The one of the biggest reasons for the change in fire-related deaths has been the decline in the prevalence of smoking. According to the Centers for Disease Control, the prevalence of smoking among adults has declined from 42 percent in 1965 to 20.8 percent in 2006. Technology has also had a huge impact on residential fires. Smoke detectors, upholstery and mattresses that are resistant to cigarette ignitions, child-resistant cigarette lighters, and reduced ignition cigarettes have all contributed to the decline in residential fire fatalities.

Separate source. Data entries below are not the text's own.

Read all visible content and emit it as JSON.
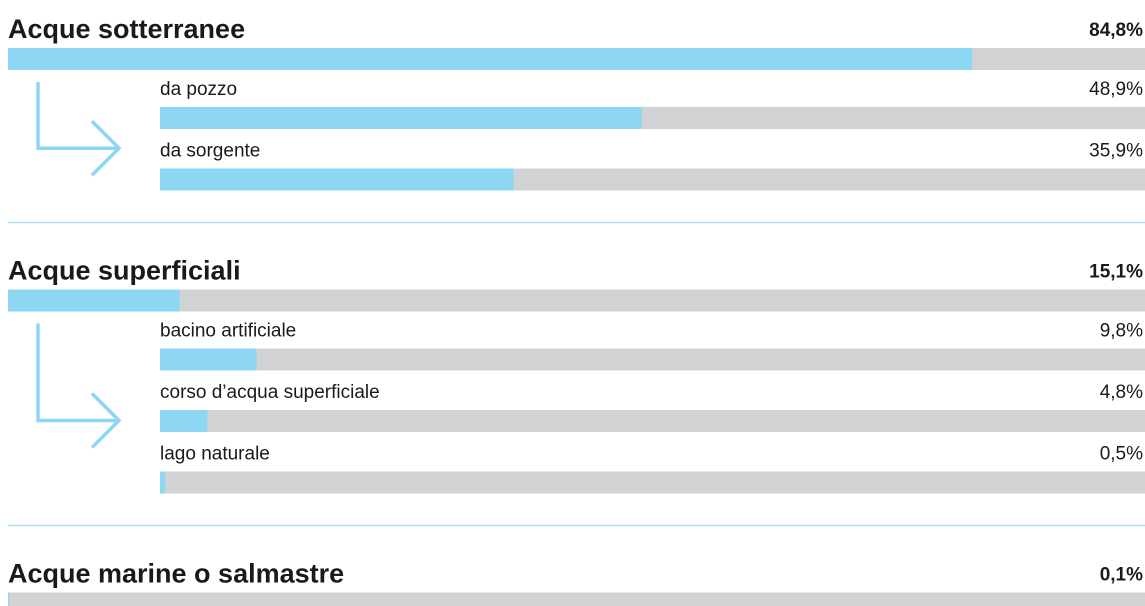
{
  "chart_data": {
    "type": "bar",
    "xlim": [
      0,
      100
    ],
    "color": "#8dd7f5",
    "track_color": "#d1d2d4",
    "groups": [
      {
        "name": "Acque sotterranee",
        "value": 84.8,
        "value_label": "84,8%",
        "items": [
          {
            "name": "da pozzo",
            "value": 48.9,
            "value_label": "48,9%"
          },
          {
            "name": "da sorgente",
            "value": 35.9,
            "value_label": "35,9%"
          }
        ]
      },
      {
        "name": "Acque superficiali",
        "value": 15.1,
        "value_label": "15,1%",
        "items": [
          {
            "name": "bacino artificiale",
            "value": 9.8,
            "value_label": "9,8%"
          },
          {
            "name": "corso d’acqua superficiale",
            "value": 4.8,
            "value_label": "4,8%"
          },
          {
            "name": "lago naturale",
            "value": 0.5,
            "value_label": "0,5%"
          }
        ]
      },
      {
        "name": "Acque marine o salmastre",
        "value": 0.1,
        "value_label": "0,1%",
        "items": []
      }
    ]
  }
}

To reduce fires further, the National Fire Protection Association, a nonprofit provider of fire safety information, recommends five strategies:
1) More and better fire safety education, including common causes of fatal home fires
2) Increased use of smoke detectors
3) Wider use of residential sprinklers
4) Additional ways home products fire resistant
5) Address the fire safety needs of high-risk groups, including the young, older adults, and the poor
Despite the gains that have been made, fire remains a leading killer, especially of the old, the young, and the poor. Several of the steps that can prevent fires are low cost and easy to do, such as installing smoke detectors, and making sure existing ones have charged batteries. The cost/benefit ratio could not be higher.